In a study published in the journal Mind and Language, McClelland revealed that neither common sense nor the hard-core research and appropriate framework can determine whether AI has achieved consciousness or not.
‘Black Box Problem’
In the artificial intelligence landscape, the phenomenon of the “Black Box Problem” has been gaining ground. It refers to a situation where the internal workings of AI systems are opaque, even to its creators.
It means even the tech creators cannot fully explain how certain outputs are achieved. This problem highlights a massive gap between the understanding and knowledge.
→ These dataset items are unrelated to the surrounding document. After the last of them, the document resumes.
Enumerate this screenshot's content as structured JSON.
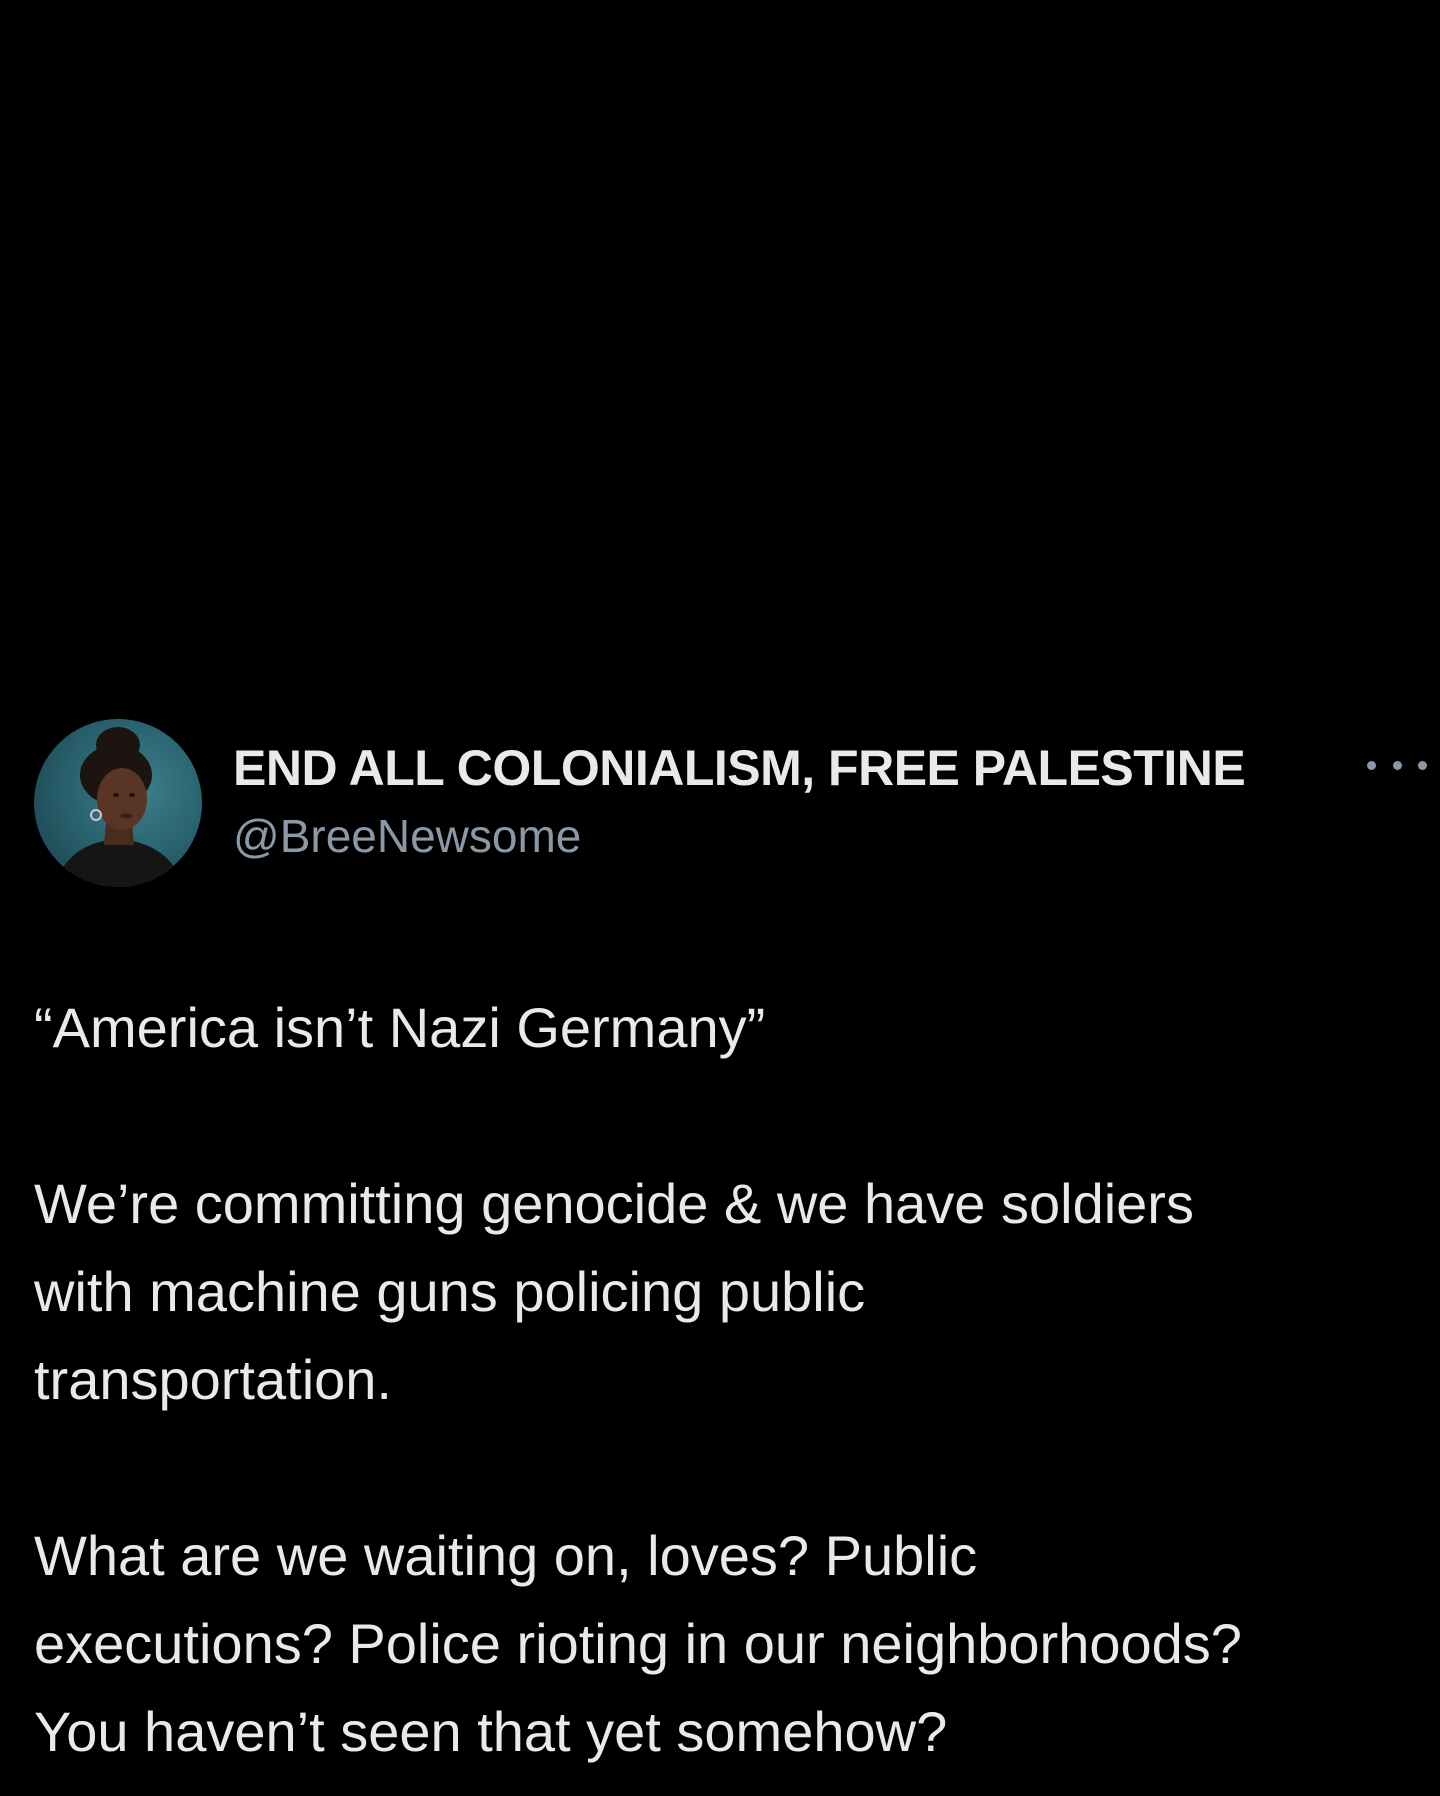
{
  "tweet": {
    "author": {
      "display_name": "END ALL COLONIALISM, FREE PALESTINE",
      "handle": "@BreeNewsome",
      "avatar_icon": "profile-photo"
    },
    "more_icon": "more-options-icon",
    "body": {
      "paragraph_1": "“America isn’t Nazi Germany”",
      "paragraph_2": "We’re committing genocide & we have soldiers\nwith machine guns policing public\ntransportation.",
      "paragraph_3": "What are we waiting on, loves? Public\nexecutions? Police rioting in our neighborhoods?\nYou haven’t seen that yet somehow?"
    },
    "colors": {
      "background": "#000000",
      "text_primary": "#e7e9ea",
      "text_secondary": "#8b98a5",
      "avatar_background": "#2a6470"
    }
  }
}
In the Interesting Times podcast with New York Times columnist Ross Douthat, Anthropic CEO Dario Amodei shed light on the lack of understanding regarding AI consciousness.
We don’t know if the models are conscious," Amodei admitted.
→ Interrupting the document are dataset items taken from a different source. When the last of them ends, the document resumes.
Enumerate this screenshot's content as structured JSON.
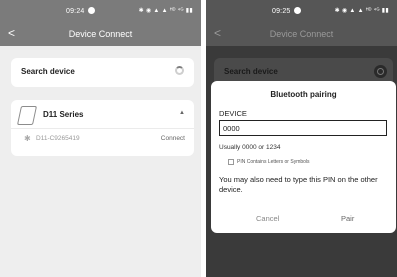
{
  "left": {
    "status": {
      "time": "09:24",
      "icons": "✱ ◉ ▲ ▲ ᴴᴰ ⁴ᴳ ▮▮"
    },
    "header": {
      "back": "<",
      "title": "Device Connect"
    },
    "search": {
      "label": "Search device"
    },
    "series": {
      "name": "D11 Series",
      "caret": "▲",
      "device": {
        "bt_icon": "✱",
        "name": "D11-C9265419",
        "action": "Connect"
      }
    }
  },
  "right": {
    "status": {
      "time": "09:25",
      "icons": "✱ ◉ ▲ ▲ ᴴᴰ ⁴ᴳ ▮▮"
    },
    "header": {
      "back": "<",
      "title": "Device Connect"
    },
    "search": {
      "label": "Search device"
    },
    "dialog": {
      "title": "Bluetooth pairing",
      "device_label": "DEVICE",
      "pin_value": "0000",
      "hint": "Usually 0000 or 1234",
      "checkbox_label": "PIN Contains Letters or Symbols",
      "note": "You may also need to type this PIN on the other device.",
      "cancel": "Cancel",
      "pair": "Pair"
    }
  }
}
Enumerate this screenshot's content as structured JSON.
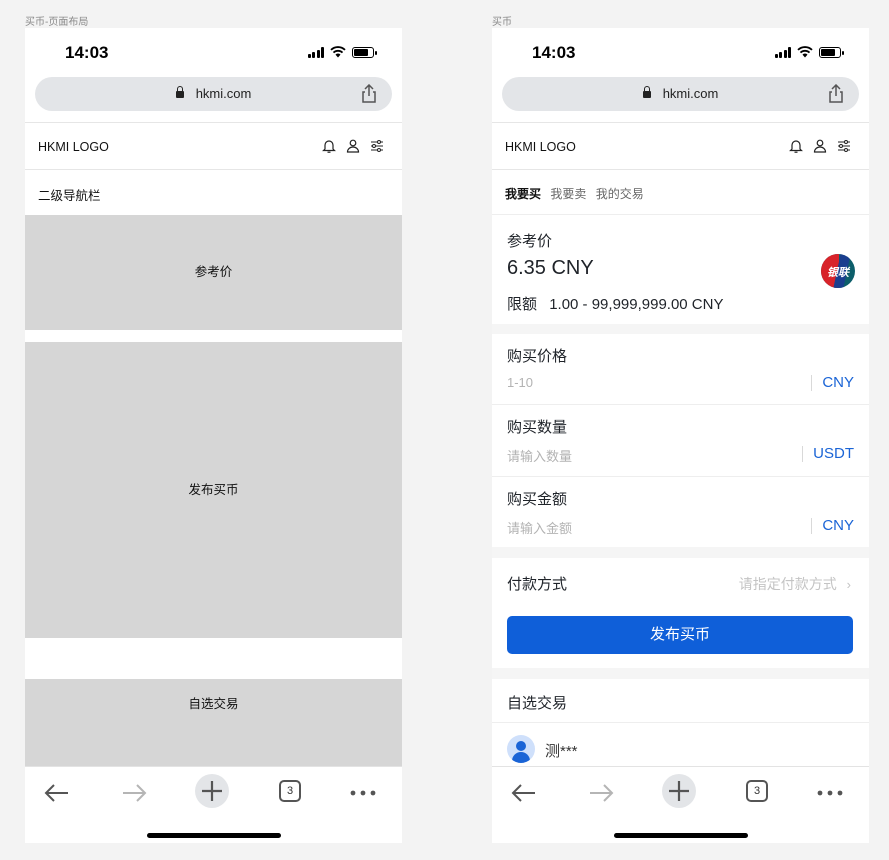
{
  "frames": [
    {
      "title": "买币-页面布局"
    },
    {
      "title": "买币"
    }
  ],
  "status_bar": {
    "time": "14:03"
  },
  "browser": {
    "url": "hkmi.com",
    "tab_count": "3"
  },
  "header": {
    "logo": "HKMI LOGO",
    "icons": [
      "bell-icon",
      "user-icon",
      "settings-sliders-icon"
    ]
  },
  "wireframe": {
    "subnav": "二级导航栏",
    "blocks": [
      "参考价",
      "发布买币",
      "自选交易"
    ]
  },
  "buy": {
    "tabs": [
      "我要买",
      "我要卖",
      "我的交易"
    ],
    "active_tab": "我要买",
    "reference": {
      "title": "参考价",
      "price": "6.35 CNY",
      "limit_label": "限额",
      "limit_value": "1.00 - 99,999,999.00 CNY",
      "badge_text": "银联"
    },
    "form": [
      {
        "label": "购买价格",
        "placeholder": "1-10",
        "unit": "CNY"
      },
      {
        "label": "购买数量",
        "placeholder": "请输入数量",
        "unit": "USDT"
      },
      {
        "label": "购买金额",
        "placeholder": "请输入金额",
        "unit": "CNY"
      }
    ],
    "payment": {
      "label": "付款方式",
      "placeholder": "请指定付款方式"
    },
    "submit_label": "发布买币",
    "selected": {
      "title": "自选交易",
      "user": "测***"
    }
  },
  "colors": {
    "primary": "#0f5fd9",
    "placeholder_block": "#d6d6d6",
    "unionpay_red": "#d8232a"
  }
}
“We are not even sure that we know what it would mean for a model to be conscious, or whether a model can be conscious. But we're open to the idea that it could be,” he added.
AGI race and rise of world models
The notable tech companies are racing to build superintelligence and Artificial General Intelligence, culminating in Singularity, a point where technological growth and innovation will outpace human intelligence.
McClelland points out the limitations in explaining consciousness, while tech giants pour vast sums of money pursuing AGI.
He said, “If we accidentally make conscious or sentient AI, we should be careful to avoid harm. But treating what's effectively a toaster as conscious when there are actual conscious beings out there which we harm on an epic scale, also seems like a big mistake.”
The emergence of world models is also pushing AI systems towards high possibility of consciousness.
Recently, the Godfather of AI, Yann LeCun, has raised 1.03 billion, as the AI chief seeks to commercialize artificial intelligence systems built around reasoning, planning and "world models."
“AMI aims to build a new breed of AI systems that understand the world, have persistent memory, can reason and plan, and are controllable and safe,” Ex-Meta AI chief said.
In January 2026, a landmark paper in Trends in Cognitive Sciences synthesized work from 19 leading consciousness researchers, including Patrick Butlin, Robert Long, Yoshua Bengio, and Tim Bayne.
The researchers published a set of “indicator properties” for AI consciousness. Rather than a binary yes or no, it instead suggests assessing systems across a set of properties that map to features thought to correlate with consciousness in biological systems.
The findings revealed that although current LLMs are not likely conscious, there are no technical barriers to building systems that meet the criteria of consciousness.
'Agnosticism': A reliable position
According to McClelland, the most reliable position is agnosticism. He said, “The logical position is agnosticism. We cannot, and may never,” know about AI consciousness.
“There is a risk that the inability to prove consciousness will be exploited by the AI industry to make outlandish claims about their technology. It becomes part of the hype, so companies can sell the idea of a next level of AI cleverness,” he said.
Agnosticism is primarily an epistemological position, focusing on the limits of human knowledge in understanding the philosophical and faith-related questions.